Though the US government was issued with a warrant for the forfeiture in early July, it must now prove the allegations of ties to terrorist activity through the courts. The case is being investigated by Homeland Security Investigations and the FBI, and handled by the National Security Division and the US Attorney’s office for the District of Columbia.

The four vessels that were raided are all Liberia-flagged tankers. The location of three of the ships – the Bella, Bering and Luna – has not been detected since May according to MarineTraffic data. In each case, the last recorded port call was in the United Arab Emirates.

The fourth ship, the Pandi, has not transmitted its location since late June and was last detected in waters near Oman.

Hojat Soltani, Iran’s ambassador to Venezuela, tweeted after the raid that the ships are not registered to or owned by Iranian entities, and described the action as “another lie and psychological warfare from the propaganda machine of the US”.

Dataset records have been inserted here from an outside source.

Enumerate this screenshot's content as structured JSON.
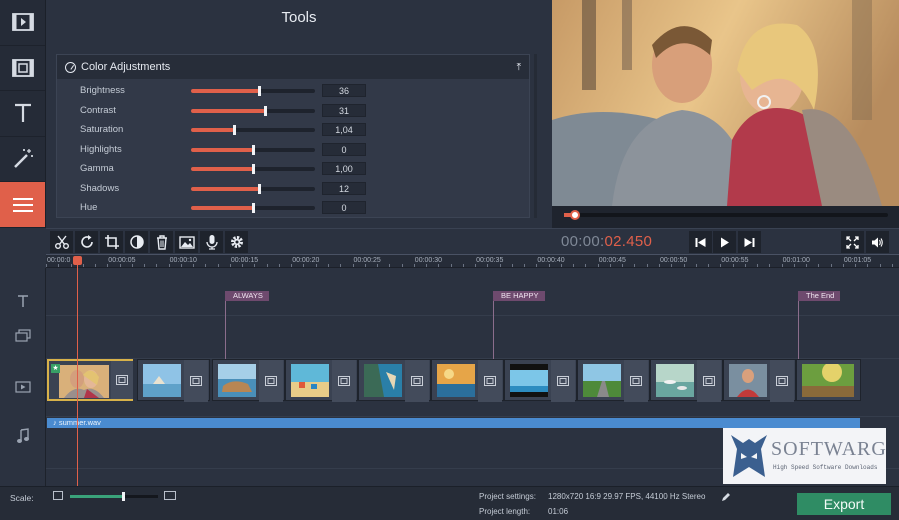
{
  "sidebar": {
    "items": [
      {
        "icon": "film-icon"
      },
      {
        "icon": "clip-icon"
      },
      {
        "icon": "text-icon"
      },
      {
        "icon": "magic-wand-icon"
      },
      {
        "icon": "menu-icon",
        "active": true
      }
    ]
  },
  "tools": {
    "title": "Tools",
    "panel_title": "Color Adjustments",
    "adjustments": [
      {
        "label": "Brightness",
        "value": "36",
        "level": 0.55
      },
      {
        "label": "Contrast",
        "value": "31",
        "level": 0.6
      },
      {
        "label": "Saturation",
        "value": "1,04",
        "level": 0.35
      },
      {
        "label": "Highlights",
        "value": "0",
        "level": 0.5
      },
      {
        "label": "Gamma",
        "value": "1,00",
        "level": 0.5
      },
      {
        "label": "Shadows",
        "value": "12",
        "level": 0.55
      },
      {
        "label": "Hue",
        "value": "0",
        "level": 0.5
      }
    ]
  },
  "player": {
    "time_elapsed": "00:00:",
    "time_frames": "02.450",
    "progress": 0.02
  },
  "timeline": {
    "ruler": [
      "00:00:0",
      "00:00:05",
      "00:00:10",
      "00:00:15",
      "00:00:20",
      "00:00:25",
      "00:00:30",
      "00:00:35",
      "00:00:40",
      "00:00:45",
      "00:00:50",
      "00:00:55",
      "00:01:00",
      "00:01:05"
    ],
    "markers": [
      "ALWAYS",
      "BE HAPPY",
      "The End"
    ],
    "audio_clip": "summer.wav"
  },
  "watermark": {
    "name": "SOFTWARG",
    "tagline": "High Speed Software Downloads"
  },
  "bottom": {
    "scale_label": "Scale:",
    "scale_level": 0.6,
    "settings_label": "Project settings:",
    "settings_value": "1280x720 16:9 29.97 FPS, 44100 Hz Stereo",
    "length_label": "Project length:",
    "length_value": "01:06",
    "export_label": "Export"
  },
  "colors": {
    "accent": "#e0604a",
    "export": "#2f8c64",
    "audio": "#4a8bd0",
    "marker": "#6e4a6e"
  }
}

“The terrorist Trump cannot make up for his humiliation and defeat against Iran with false propaganda,” Soltani wrote.

The US said an “unrelated” fifth vessel, the Wila, was forcibly boarded by the Iranian navy “in an apparent attempt to recover the seized petroleum, but was unsuccessful”.

Grainy video footage released by US Central Command – part of the Department of Defense –appears to show figures abseiling from a helicopter onto the deck of the ship.

As of press time, the Wila’s location had not been reported for over 24 hours but was last recorded in the Gulf of Oman.